Not that swinging a pickaxe would be any better, but you have to help when you can. Mark suggested a break instead. He turned off the radio thankfully.
“It’s that time already?”
He grinned and pulled out his cigarettes. “It is somewhere.” He walked over to the bus and grabbed us both pale ale and opened them. Frida followed him everywhere these days. She had a crush. I was jealous. They walked back and found a seat in the sandy shade. Frida came over and curled up against my legs, groaning in pleasure. An angel, she’d been an angel since the monsoons had stopped. I sighed and stretched out, lying down and shading my face with my hat. I rested the bottle on my belly.
“How about we build one of those little window boxes with a window on top? Like a mini greenhouse? We could set that up and prop it next to the porch steps.” Mark continued to talk about that and other ideas. He wasn’t enjoying the preparation part of this gardening business. He mentioned how we needed to make an actual outhouse soon. Our shallow dumping hole was filling up fast. That meant more digging though.
“What about the compost toilets?” I reminded him.
Off he went, describing the different options we had, the store bought, the homemade style and the humanure kind. I half-listened and sipped my beer. He could work it out and let me know. I didn’t pay too much attention. He did most of the work, not me.
“Do we have the pallets for a compost pile?”
“Weren’t you listening?”
I sat up and grinned. “No. Were you talking to me?”
He threw a stick at me and hit Frida on the butt. “Very funny. I was saying, to Frida apparently, that for the humanure toilet we could go ahead and use the pallets we have and build us compost box this afternoon. We only need four and I think we found five or so. I have the baling wire to tie them all together. We can empty the buckets in there and cover it with straw. I’m glad we got a few bales today, some for this garden of yours and one for me and my shit pile.”
Mark finished his beer and toasted me with the empty bottle. “Your round, my dear, yes, I’d love another.”
He gave me an easy going smile and scratched at his goatee. The new shaver had kept the rest of him clean cut but what with the facial hair and how he had let his hair grow wilder and curlier than before, this was a new man. The outdoor work had made him a shade of toast and peanut butter. I still stayed on the pink side of the scale; a Tuscany rose as I claimed. I liked the sound of it even if Mark teased me, but he was the one with the farmer’s tan, not me. My pinkness was through and through. I’d even stopped bleaching my hair, and the dirty blond and brown roots had grown into a reddish mop with white tips.

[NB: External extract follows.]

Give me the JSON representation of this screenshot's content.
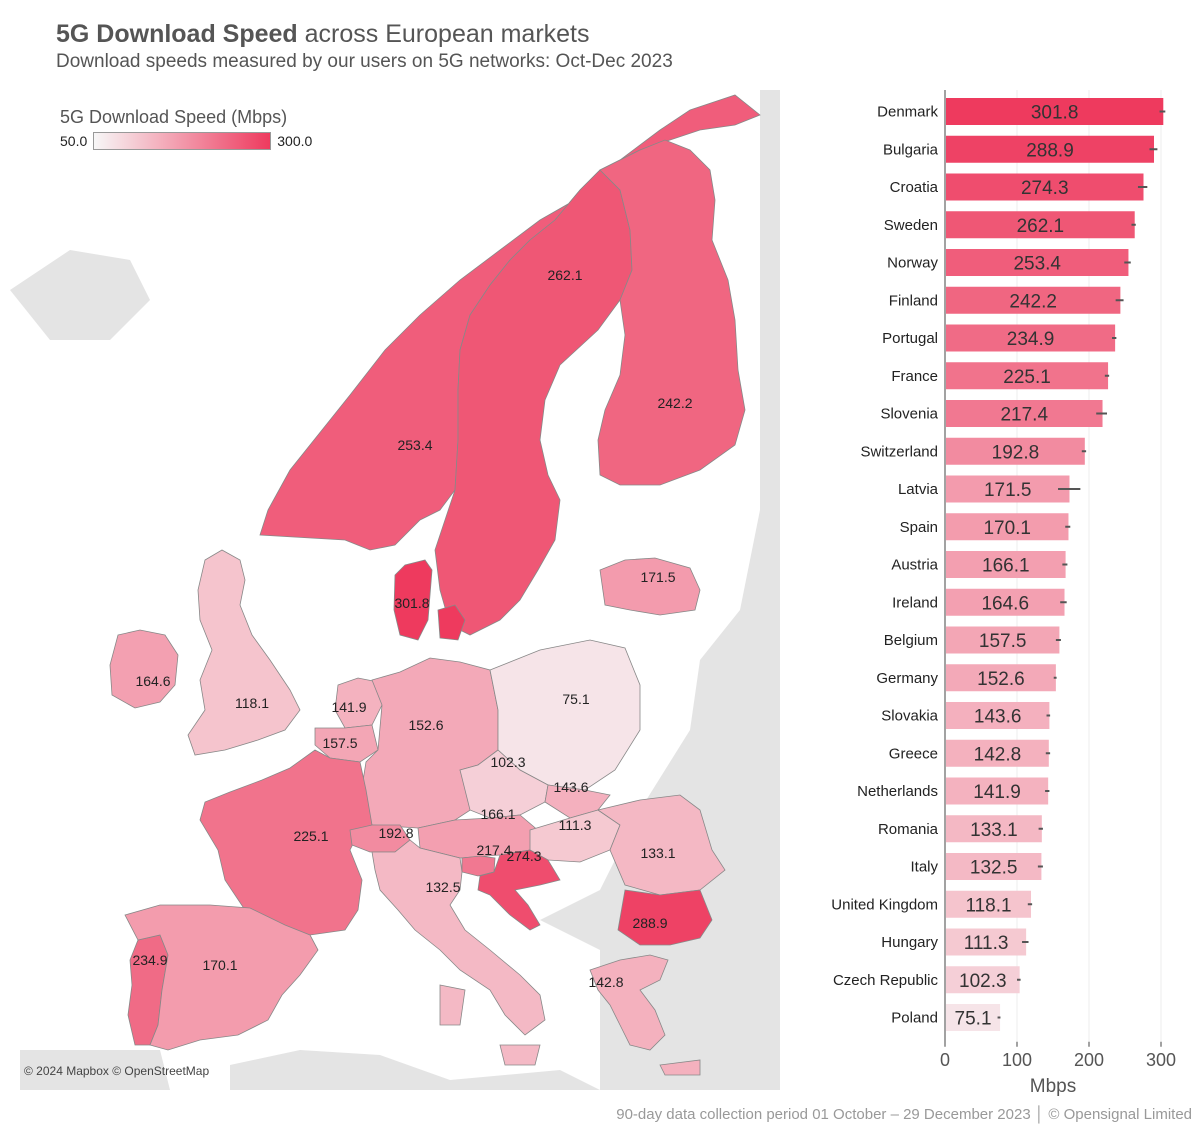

I picked at the dirt and swore under my breath. I jabbed at it with the shovel. I kicked rocks away with my new work boots. I sweated and dripped and got two beds dug before giving up. I added a bag of peat moss, a bucket of manure from the horse-lady in town, and stirred it all together before covering it with a layer of straw. It looked good if nothing else.

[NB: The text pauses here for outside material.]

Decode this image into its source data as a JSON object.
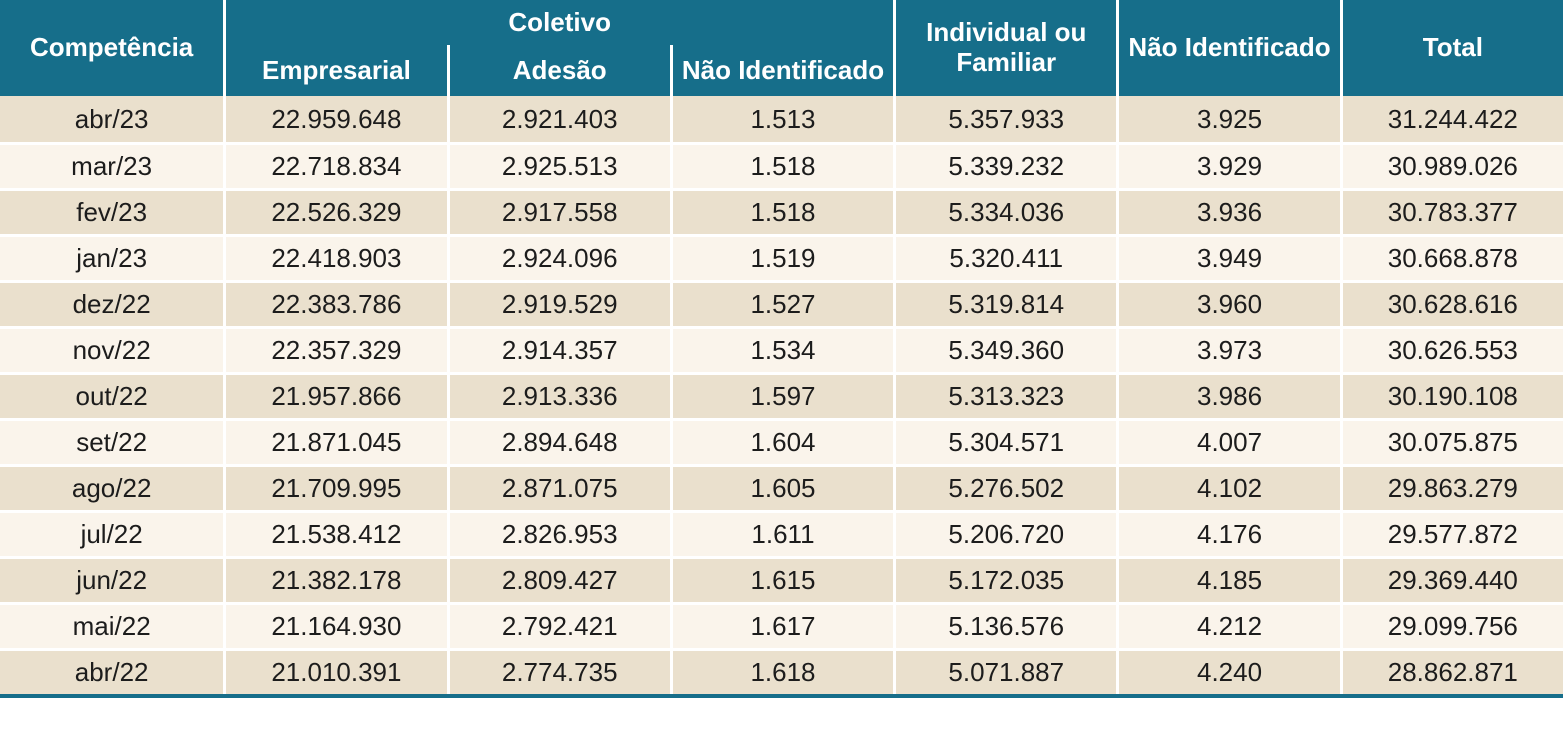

Mark finished the fence posts and gave up. He wandered over to the pallets and propped them into a square, tying them upright with the wire. He spread some straw a couple of inches thick across the bottom and emptied out a bowl of table scraps. He smiled up at me proudly and pointed.
“Our new compost pile. Food and feces. Can’t you imagine what your mom will say when we point her towards the buckets to use?”
“I don’t think I want to explain what we’re doing. Can we make it easy on her and leave the sawdust in a container next to the toilet with a little sign or something? Less of a lecture on the benefits of recycling our waste, let’s just make it quick and easy for her. You know, something that says ‘Pee here, cover it with this, close lid.’ Not that she’s planning on visiting that I know of. God, I hope she doesn’t surprise us again.”
I stood next to him and stared at the pile. It was pretty sturdy and didn’t fall over when Frida jumped up trying to get to the scraps. He nodded happily as Frida kept trying to push her way to the leftovers but failing.
Mark picked up his tools. “What next?” he asked me, as we headed back to the bus. “Chickens?”